The boy took us down the dark and dirty alley, making several turns, and left us at a very plain, old and door with no markings. This was our hotel. Hmmm... We were unsure what to make of it, but knocked on the door to see what would happen. A woman opened the door and showed us into a beautiful, white immaculate courtyard. It was completely quiet inside except for the chirping of the two small birds that fly around the courtyard. The decorations were amazing and the whole are was so light and airy, it felt just like a slice of heaven. We were shown to our room, which was just as beautiful as the courtyard, and immediately fell into the big fluffy bed for an overdue nap.

After a few hours of relaxing and washing the dirt of the airport floor off, we decided to head out to explore the city. We found some delicious couscous at a small restaurant on the main square, Djemna el Fna. The square is really amazing. It has been declared a UNESCO world heritage site, and rightfully so. It is constantly bustling with activity, late into the night. There are dozens of snake charmers, playing their flutes for the cobras standing on guard. Henna artists that grab any limb they can reach to do their drawings. Men walk around carrying monkeys to pose with tourists, people put on short plays for whoever will listen, play guitar, make games, dress up in costumes, etc. The fresh orange juice stands that line the square are one of my favorite things there. Only about $0.40 for a glass of delicious fresh squeezed juice any time of day.
And in the evening is when things really get going. At sun down, around 100 vendors pull in their donkey carts and set up tents that are turned into restaurants. It is amazing just how many things they cart in, and the fact that they do it day after day. Tables and benches, stoves, all the cooking equipment and pounds and pounds of food are all brought in and prepared to make dinner for tourists and locals alike. It's an incredible sight to see, and another thing that makes Marrakech such a special place.

So anyway, after having lunch we met back up with Mike and Dave to do some exploring. We wandered around through the souks (markets). In the souks you can find pretty much anything you can imagine. From American style clothing to traditional head scarfs to butchered meat to live chameleons. Plus there are great handmade leather bags and shoes, beautiful tea sets, rugs galore, hookahs, wood carvings, pricey ceramics, Moroccan clothing, etc. The souks are, of course, in alleyways and are so twisty once you get in it's nearly impossible to find your way back out (I think this is the idea..). So that first day with Mike and David, we didn't buy anything but just marveled at all the wonders. After walking around for some time we all got a little tired and decided to head back to Mike and David's hostel to relax and ready ourselves for "the feast" the hostel was preparing.

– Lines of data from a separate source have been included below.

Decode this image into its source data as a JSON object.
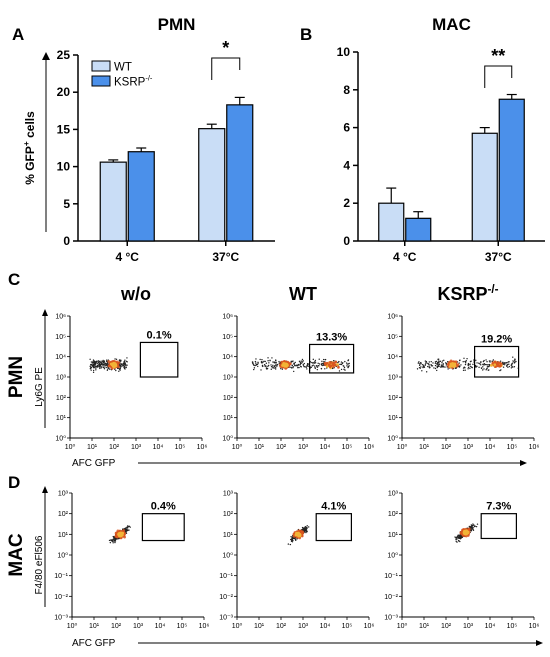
{
  "colors": {
    "wt": "#c9ddf6",
    "ksrp": "#4b90ea",
    "gate": "#000000",
    "dot_dark": "#222222",
    "dot_mid": "#d9561f",
    "dot_hot": "#f2b437"
  },
  "panels": {
    "A": {
      "letter": "A",
      "title": "PMN"
    },
    "B": {
      "letter": "B",
      "title": "MAC"
    },
    "C": {
      "letter": "C",
      "row_label": "PMN",
      "ylabel": "Ly6G PE",
      "xlabel": "AFC GFP"
    },
    "D": {
      "letter": "D",
      "row_label": "MAC",
      "ylabel": "F4/80 eFl506",
      "xlabel": "AFC GFP"
    }
  },
  "flow_columns": [
    "w/o",
    "WT",
    "KSRP"
  ],
  "flow_column_suffix": "-/-",
  "chart_data": [
    {
      "type": "bar",
      "panel": "A",
      "title": "PMN",
      "ylabel": "% GFP",
      "ylabel_suffix": " cells",
      "categories": [
        "4 °C",
        "37°C"
      ],
      "ylim": [
        0,
        25
      ],
      "yticks": [
        0,
        5,
        10,
        15,
        20,
        25
      ],
      "legend": {
        "position": "top-left",
        "entries": [
          "WT",
          "KSRP"
        ],
        "ksrp_superscript": "-/-"
      },
      "series": [
        {
          "name": "WT",
          "values": [
            10.6,
            15.1
          ],
          "errors": [
            0.3,
            0.6
          ]
        },
        {
          "name": "KSRP-/-",
          "values": [
            12.0,
            18.3
          ],
          "errors": [
            0.5,
            1.0
          ]
        }
      ],
      "significance": {
        "category": "37°C",
        "label": "*"
      }
    },
    {
      "type": "bar",
      "panel": "B",
      "title": "MAC",
      "categories": [
        "4 °C",
        "37°C"
      ],
      "ylim": [
        0,
        10
      ],
      "yticks": [
        0,
        2,
        4,
        6,
        8,
        10
      ],
      "series": [
        {
          "name": "WT",
          "values": [
            2.0,
            5.7
          ],
          "errors": [
            0.8,
            0.3
          ]
        },
        {
          "name": "KSRP-/-",
          "values": [
            1.2,
            7.5
          ],
          "errors": [
            0.35,
            0.25
          ]
        }
      ],
      "significance": {
        "category": "37°C",
        "label": "**"
      }
    },
    {
      "type": "scatter",
      "panel": "C",
      "xlabel": "AFC GFP",
      "ylabel": "Ly6G PE",
      "scale": "log",
      "xticks": [
        "10⁰",
        "10¹",
        "10²",
        "10³",
        "10⁴",
        "10⁵",
        "10⁶"
      ],
      "yticks": [
        "10⁰",
        "10¹",
        "10²",
        "10³",
        "10⁴",
        "10⁵",
        "10⁶"
      ],
      "plots": [
        {
          "column": "w/o",
          "gate_pct": "0.1%",
          "gate": {
            "x": [
              3.2,
              4.9
            ],
            "y": [
              3.0,
              4.7
            ]
          },
          "population": {
            "x": [
              0.9,
              2.6
            ],
            "y": [
              3.0,
              4.3
            ],
            "core_x": 2.0,
            "core_y": 3.6
          }
        },
        {
          "column": "WT",
          "gate_pct": "13.3%",
          "gate": {
            "x": [
              3.3,
              5.3
            ],
            "y": [
              3.2,
              4.6
            ]
          },
          "population": {
            "x": [
              0.7,
              5.1
            ],
            "y": [
              3.0,
              4.4
            ],
            "core_x": 2.2,
            "core_y": 3.6
          }
        },
        {
          "column": "KSRP",
          "gate_pct": "19.2%",
          "gate": {
            "x": [
              3.3,
              5.3
            ],
            "y": [
              3.0,
              4.5
            ]
          },
          "population": {
            "x": [
              0.7,
              5.3
            ],
            "y": [
              3.0,
              4.4
            ],
            "core_x": 2.3,
            "core_y": 3.6
          }
        }
      ]
    },
    {
      "type": "scatter",
      "panel": "D",
      "xlabel": "AFC GFP",
      "ylabel": "F4/80 eFl506",
      "scale": "log",
      "xticks": [
        "10⁰",
        "10¹",
        "10²",
        "10³",
        "10⁴",
        "10⁵",
        "10⁶"
      ],
      "yticks": [
        "10⁻³",
        "10⁻²",
        "10⁻¹",
        "10⁰",
        "10¹",
        "10²",
        "10³"
      ],
      "plots": [
        {
          "column": "w/o",
          "gate_pct": "0.4%",
          "gate": {
            "x": [
              3.2,
              5.1
            ],
            "y": [
              3.7,
              5.0
            ]
          },
          "population": {
            "x": [
              1.1,
              3.0
            ],
            "y": [
              3.3,
              4.9
            ],
            "core_x": 2.2,
            "core_y": 4.0
          }
        },
        {
          "column": "WT",
          "gate_pct": "4.1%",
          "gate": {
            "x": [
              3.6,
              5.2
            ],
            "y": [
              3.7,
              5.0
            ]
          },
          "population": {
            "x": [
              1.2,
              4.8
            ],
            "y": [
              3.4,
              4.8
            ],
            "core_x": 2.8,
            "core_y": 4.0
          }
        },
        {
          "column": "KSRP",
          "gate_pct": "7.3%",
          "gate": {
            "x": [
              3.6,
              5.2
            ],
            "y": [
              3.8,
              5.0
            ]
          },
          "population": {
            "x": [
              1.2,
              4.8
            ],
            "y": [
              3.5,
              4.8
            ],
            "core_x": 2.9,
            "core_y": 4.1
          }
        }
      ]
    }
  ]
}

We had a great time hanging out drinking Moroccan beer, sharing a hookah with new friends and listening to the rain (by the way, it had been raining all day and we were all soaked. My favorite boots soaked through and drenched my feet. I had to toss those boots after that because they were too destroyed by the rain. RIP brown Spain boots). Anyway, we met relaxed in the candlelit room and met new travelers (Belgian, French, Dutch...) and enjoyed the wonderful feast. The hostel staff made giant dishes of vegetable couscous, chicken tajines, lamb, etc. Later that night we waited for the rain to slow and wandered home through the alleys. It was a perfect first day of our trip.